In this section, I'd like to speculate about the further future. I'm sure everybody's heard of Moore's law. It was articulated by Gordon Moore of Intel in 1971. He was looking at the number of transistors that they could put on a silicon chip and he was plotting how that number of transistors per chip increased over time.
And he showed in the very early days of silicon chip technology that the transistor count doubled every two years. In the four decades since then, that trend has continued and this graph shows a line fitted to the transistor density of a number of micro-processors that have been developed over that period of time. So Moore's law is all about the number of transistors per chip.
This is an interesting graph from Ray Kurzweil. And what he's plotted here is the number of calculations per second that you can get for a thousand dollars. And he's plotted that against time. And this curve is interesting because it's not linear. In fact, it's exponential.
And what Ray has done is taken a number of data points and plotted them and fitted an exponential to that. Now, what's really interesting about this graph are the horizontal dashed lines which correspond to the computational capability of various life forms.
So he has a horizontal line for an insect brain, a mouse brain, a human brain, and all human brains. Right now, we're about here. And if this graph is correct, it indicates that for a thousand dollars, I could buy the computational equivalent of one mouse brain.
By they year 2030, I should be able to buy a computer for $1000 equivalent to a human brain. The most interesting of all is it by the year 2050, for a thousand dollars, I can buy the computational equivalent of all human brains on the planet.
The year 2050 is not that far away. For many of you, it will be within your working life. So there will be profound implications if we can have this much computational power available for so few dollars.
This graph plots the power density of various microprocessors against their clock frequency. And we can see that over time, we're moving in this direction, we’re moving towards higher and higher power densities and higher and higher clock frequencies.
Down here, we can see the human brain. We see that it has an impressively low power density and it operates at a very, very low clock frequency. We can argue that where we're going with silicon computational technology, we're going in the wrong direction. We're going further and further away from the amazing capability of the human brain.
Now it's possible to simulate the human brain on a supercomputer. Apparently, these simulations run at something like 1/500 of real time. And if we were to scale those up so that they would operate in real time, the computer would be big and require 12 gigawatts of electricity. You could power New York with that much electricity.
So clearly, if we're trying to get human-like intelligence in robots, following this traditional approach is going to require computers that are massive, expensive, and consume phenomenal amounts of electricity. What can we do to get around that?
Well, some people are looking at different computing architectures, called neuromorphic computing, modeled on the neural-connectionist structure of human brains. So these are like neural networks on steroids and embedded in custom silicon chips. So perhaps, this is the future hardware in which we will create the intelligence that will power future robots.
Following on from this biological approach to computation, learning from nature about the way brains do computation, is to consider the perhaps most important biological sensing invention which is vision.
Vision is an amazing sense shared by almost all creatures on the planet.
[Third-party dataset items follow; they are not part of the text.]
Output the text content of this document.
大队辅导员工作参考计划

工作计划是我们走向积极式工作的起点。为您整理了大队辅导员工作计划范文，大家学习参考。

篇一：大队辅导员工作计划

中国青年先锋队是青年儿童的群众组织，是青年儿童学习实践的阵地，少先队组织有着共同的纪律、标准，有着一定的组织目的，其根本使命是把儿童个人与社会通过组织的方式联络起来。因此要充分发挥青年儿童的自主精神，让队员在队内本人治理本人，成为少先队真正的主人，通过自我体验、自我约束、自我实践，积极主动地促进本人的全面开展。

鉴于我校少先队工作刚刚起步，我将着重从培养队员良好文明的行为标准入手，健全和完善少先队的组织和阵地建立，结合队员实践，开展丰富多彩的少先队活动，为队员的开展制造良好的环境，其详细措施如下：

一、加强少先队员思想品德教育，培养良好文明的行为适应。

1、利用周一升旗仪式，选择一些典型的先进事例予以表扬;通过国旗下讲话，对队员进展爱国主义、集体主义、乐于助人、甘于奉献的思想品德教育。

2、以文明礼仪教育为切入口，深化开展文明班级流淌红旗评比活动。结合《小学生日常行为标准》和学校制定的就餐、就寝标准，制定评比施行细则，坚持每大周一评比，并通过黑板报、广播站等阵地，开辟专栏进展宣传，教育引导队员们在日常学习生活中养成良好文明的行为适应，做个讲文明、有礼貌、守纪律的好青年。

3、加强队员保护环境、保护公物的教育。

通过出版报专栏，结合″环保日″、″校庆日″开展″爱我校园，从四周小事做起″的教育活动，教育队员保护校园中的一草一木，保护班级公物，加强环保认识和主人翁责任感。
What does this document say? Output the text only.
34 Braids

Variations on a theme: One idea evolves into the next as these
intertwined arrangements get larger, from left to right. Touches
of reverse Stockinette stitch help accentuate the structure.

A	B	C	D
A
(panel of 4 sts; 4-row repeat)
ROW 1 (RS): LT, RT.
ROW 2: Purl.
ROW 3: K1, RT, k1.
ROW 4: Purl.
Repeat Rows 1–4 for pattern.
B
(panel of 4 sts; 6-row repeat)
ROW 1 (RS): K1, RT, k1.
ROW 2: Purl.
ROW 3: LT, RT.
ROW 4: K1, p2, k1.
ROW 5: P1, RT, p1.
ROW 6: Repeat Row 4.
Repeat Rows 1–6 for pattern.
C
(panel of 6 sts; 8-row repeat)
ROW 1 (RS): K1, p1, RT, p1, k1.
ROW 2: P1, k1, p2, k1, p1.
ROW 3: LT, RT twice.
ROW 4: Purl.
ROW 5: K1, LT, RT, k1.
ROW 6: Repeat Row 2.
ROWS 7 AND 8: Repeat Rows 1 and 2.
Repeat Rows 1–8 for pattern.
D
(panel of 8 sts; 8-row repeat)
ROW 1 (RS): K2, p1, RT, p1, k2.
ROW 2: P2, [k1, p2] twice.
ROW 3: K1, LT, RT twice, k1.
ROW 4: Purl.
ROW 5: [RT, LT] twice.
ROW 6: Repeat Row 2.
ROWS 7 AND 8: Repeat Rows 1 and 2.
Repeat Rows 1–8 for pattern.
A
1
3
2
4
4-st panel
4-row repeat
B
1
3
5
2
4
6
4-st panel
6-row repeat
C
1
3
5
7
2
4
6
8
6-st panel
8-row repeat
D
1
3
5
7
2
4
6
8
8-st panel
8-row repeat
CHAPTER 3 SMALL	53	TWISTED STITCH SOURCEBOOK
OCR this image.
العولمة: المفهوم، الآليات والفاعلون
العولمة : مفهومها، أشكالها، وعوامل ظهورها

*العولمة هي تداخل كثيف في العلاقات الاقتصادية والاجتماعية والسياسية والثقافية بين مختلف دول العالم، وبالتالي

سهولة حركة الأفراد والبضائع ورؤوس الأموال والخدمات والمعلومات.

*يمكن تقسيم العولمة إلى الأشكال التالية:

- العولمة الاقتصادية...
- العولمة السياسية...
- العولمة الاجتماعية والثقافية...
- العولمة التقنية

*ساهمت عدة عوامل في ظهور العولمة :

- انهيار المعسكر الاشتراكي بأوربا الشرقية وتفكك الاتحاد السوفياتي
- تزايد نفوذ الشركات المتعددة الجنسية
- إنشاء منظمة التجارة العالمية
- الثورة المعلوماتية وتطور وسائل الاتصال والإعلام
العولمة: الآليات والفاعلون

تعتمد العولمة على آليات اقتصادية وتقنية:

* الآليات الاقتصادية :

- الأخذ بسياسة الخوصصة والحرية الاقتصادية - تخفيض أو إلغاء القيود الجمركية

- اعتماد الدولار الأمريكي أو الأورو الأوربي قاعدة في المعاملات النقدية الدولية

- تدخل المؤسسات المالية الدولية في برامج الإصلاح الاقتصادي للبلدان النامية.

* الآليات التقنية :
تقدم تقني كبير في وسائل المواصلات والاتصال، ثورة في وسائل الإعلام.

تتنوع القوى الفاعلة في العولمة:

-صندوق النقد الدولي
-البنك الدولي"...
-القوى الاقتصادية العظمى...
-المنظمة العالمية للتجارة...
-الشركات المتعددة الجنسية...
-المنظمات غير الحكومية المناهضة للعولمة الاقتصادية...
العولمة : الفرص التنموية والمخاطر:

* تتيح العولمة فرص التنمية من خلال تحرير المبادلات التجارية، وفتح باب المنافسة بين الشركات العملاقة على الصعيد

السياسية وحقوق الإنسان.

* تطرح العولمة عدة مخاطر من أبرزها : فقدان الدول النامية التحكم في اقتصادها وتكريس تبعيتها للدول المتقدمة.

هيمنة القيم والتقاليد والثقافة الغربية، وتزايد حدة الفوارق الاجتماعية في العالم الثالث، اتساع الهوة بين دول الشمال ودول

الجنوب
The sense of vision has evolved multiple times independently and in parallel. And today, there is a vast variety of different sorts of eyes on creatures on the planet.
Here we see just a few of them. We see the pinhole camera eye of a nautilus, the multiple eyes of spider, the compound eyes of an insect, the eyes of a bird, the small reflector-based eyes of a scallop, the eyes of an octopus.
Eyes are everywhere. They are a really important sensing modality for all living creatures and I believe very strongly they’re an important sensing modality for robots. So if you're interested in vision, the sense of vision, and how robots might exploit it, then I invite you to join me in the follow-up MOOC, Robotic Vision, which is coming soon.
So what are the important take-home messages from these six weeks that we've been looking at robots? I think the first message I like you to take home is that robots are real. They're not all like the fictional robots that you read about in books or you see on television and in movie theatres. There are real robots out there doing useful things on the planet today.
These robots are diverse in form and function. They don't look like the humanoid robots we see in fiction. They might look like cars, they might look like tractors or airplanes or submarines, but they are robots because they follow this fundamental paradigm of sensing, planning, and acting so that they can achieve a goal. That's what robots are.
The functionality of robots is improving incredibly rapidly and that's driven by improvements in technology, computational technology, and the ready availability of amazing sensors, inertial sensors, visual sensors, and so on.
But there are some really important non-technical take-home messages here. And in this lecture, we talked a lot about the big challenges that confront all of us as a society and these are problems around population and food and jobs and care for the elderly.
These are massive challenges that our societies face and I really believe that robots are part of the solution to these challenges. But as roboticists, I believe it's important that we think much more widely about the implications of the technology that we are developing.
Yes, I believe robotics really is the answer to many of these challenges but we do need to be aware of the way the technology will be used. We need to understand about the ethics, we need to understand about the sorts of concerns and considerations that general members of the public hold. So it's our responsibility, as roboticists, to employ and deploy this technology wisely.
We speculate about the further future, and how robots may impact upon our civilization.